Feedback regarding isolation practices on a 5V/Mains PCB

Question

I am currently designing a PCB for a project including PID-control of a heater. The heater runs on mains (220V) and is controlled using zero-crossing switching to regulate the power and minimize EMI and THD. I already designed multiple PCBs , also ones with mains, but never low and high voltages on the same board. By now I have e prototype-design, where I made the following safety considerations:

• strict separation (HV,leftside - LV, right side, see line on top silk layer)
• connection HV-LV only via optotransistor/-triac (U1 and U2) and a switching converter U6 including a isolation transformer
• further protection with MOV(R6), fuse (F1) and use of a snubberless triac Q1
• copper planes of LV part start only after the last everything is converted to LV

Since I do not really have any space constraints I designed everythig with a lot of clearence (grid is 1mm) and used 2mm traces for the AC-powerlines. The PCB is then mounted in a metal box connected to PE or in one out of isolation material. My main concern is that there are three JST plugs on the LV side (U4,7,8) that connect to rotary encoders, screens,etc, that are accessible to the user. While I am confident about the isolation on the PCB I still wanted to get second takes on the design, especially regarding the connections to the user-accesible features. Are there additional considerations to make in this case?

Any feedback regarding any part of the design is appreciated!

Answer 1

I have the following feedback on your layout, roughly ranked by importance:

• Your PE trace is far too thin. In the case of a live-earth short downstream of your board, you run the risk of vaporizing this trace before the fuse or a breaker / GFCI trips. You want mains traces as short and as fat as possible; of these PE is the most important for safety.
• You could increase the clearance between the different mains traces. HV - LV isolation is top priority, but L-PE and N-PE are also important, and if you can manage, L-N clearance is also good. I would aim for at least 4mm clearance wherever feasible. I realize that's not possible everywhere, but there is room for improvement.
• Consider making a slot in the PCB below U1 and U2, between the HV and the LV side. This further increases the creepage between HV and LV.
• Keep mains traces as short and fat as possible; to keep resistance low. In case of a fault, you want a low resistance so a breaker/fuse trips decisively. Use top and bottom traces if appropriate. Your L trace is a bit too long for my taste. Keeping traces short also helps with EMI. I would prioritize keeping the traces "on the power path" (between P1, P2, F1, Q1, R6) over those "on the signal path" (dealing with R1, R4, R5, U1, U2).
• Clearance between the pins of Q1 is particularly low. I like using a footprint with the pads further apart, and spreading the triac's legs out before soldering.

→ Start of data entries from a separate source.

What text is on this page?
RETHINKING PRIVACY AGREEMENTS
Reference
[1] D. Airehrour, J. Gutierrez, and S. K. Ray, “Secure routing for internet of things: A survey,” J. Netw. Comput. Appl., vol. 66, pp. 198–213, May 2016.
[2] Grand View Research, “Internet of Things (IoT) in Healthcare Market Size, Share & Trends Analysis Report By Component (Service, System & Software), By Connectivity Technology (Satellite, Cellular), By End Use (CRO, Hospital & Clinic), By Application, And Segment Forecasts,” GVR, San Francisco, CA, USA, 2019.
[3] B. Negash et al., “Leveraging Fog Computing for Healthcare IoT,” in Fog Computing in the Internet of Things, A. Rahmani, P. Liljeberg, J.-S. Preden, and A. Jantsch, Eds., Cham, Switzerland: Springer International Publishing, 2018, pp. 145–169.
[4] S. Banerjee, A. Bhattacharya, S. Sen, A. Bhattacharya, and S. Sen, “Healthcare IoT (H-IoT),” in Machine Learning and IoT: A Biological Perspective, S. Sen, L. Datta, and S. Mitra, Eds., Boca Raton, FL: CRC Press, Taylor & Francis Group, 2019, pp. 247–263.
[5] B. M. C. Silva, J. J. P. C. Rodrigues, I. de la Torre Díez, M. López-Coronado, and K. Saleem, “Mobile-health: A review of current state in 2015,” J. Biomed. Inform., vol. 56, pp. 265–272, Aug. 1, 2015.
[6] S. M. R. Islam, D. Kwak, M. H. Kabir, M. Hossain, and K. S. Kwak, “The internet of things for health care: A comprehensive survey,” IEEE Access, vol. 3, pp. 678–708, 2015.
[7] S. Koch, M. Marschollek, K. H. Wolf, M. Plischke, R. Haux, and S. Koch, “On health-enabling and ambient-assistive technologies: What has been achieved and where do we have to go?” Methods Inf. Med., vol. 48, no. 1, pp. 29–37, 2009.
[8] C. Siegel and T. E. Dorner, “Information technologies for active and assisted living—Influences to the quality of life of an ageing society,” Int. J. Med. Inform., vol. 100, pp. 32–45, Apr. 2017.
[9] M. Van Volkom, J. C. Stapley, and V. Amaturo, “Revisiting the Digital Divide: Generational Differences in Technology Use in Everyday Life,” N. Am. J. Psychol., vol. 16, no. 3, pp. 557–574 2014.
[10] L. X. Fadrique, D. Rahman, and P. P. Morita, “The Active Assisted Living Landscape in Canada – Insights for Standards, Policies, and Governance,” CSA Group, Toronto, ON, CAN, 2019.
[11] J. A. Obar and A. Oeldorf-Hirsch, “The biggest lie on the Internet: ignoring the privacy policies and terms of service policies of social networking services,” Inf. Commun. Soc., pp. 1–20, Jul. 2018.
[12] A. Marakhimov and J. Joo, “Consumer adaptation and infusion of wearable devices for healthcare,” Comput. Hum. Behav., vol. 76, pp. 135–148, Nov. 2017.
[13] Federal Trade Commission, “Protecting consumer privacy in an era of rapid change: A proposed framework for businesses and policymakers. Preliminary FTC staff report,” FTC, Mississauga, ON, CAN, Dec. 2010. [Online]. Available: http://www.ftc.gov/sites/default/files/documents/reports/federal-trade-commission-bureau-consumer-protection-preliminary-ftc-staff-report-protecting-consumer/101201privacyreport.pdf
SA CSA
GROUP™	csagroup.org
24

See e.g. this answer.
• Are you using huge footprints for R1 and R5 for clearance and power dissipation? You can also use several smaller resistors in series to achieve that. Use similar value resistors, assume voltage distributes equally over them so you can add their voltage ratings, and derate generously. Like a factor 3 or so.

Answer 2

I've printed PCB's with HV/LV split and mostly avoided the issue by far exceeding the requirements for clearance/creepage and used an isolation transformer. I'm sure you've already looked up the distances but here's a reference:

https://www.smpspowersupply.com/ipc2221pcbclearance.html

Also if you're worried about spikes blowing your equipment and getting back to the user, you could add an inline fuse where the HV comes in and then a thyristor to ground directly after to shunt the fuse to ground if there's a spike. It will blow the fuse to isolate the circuit.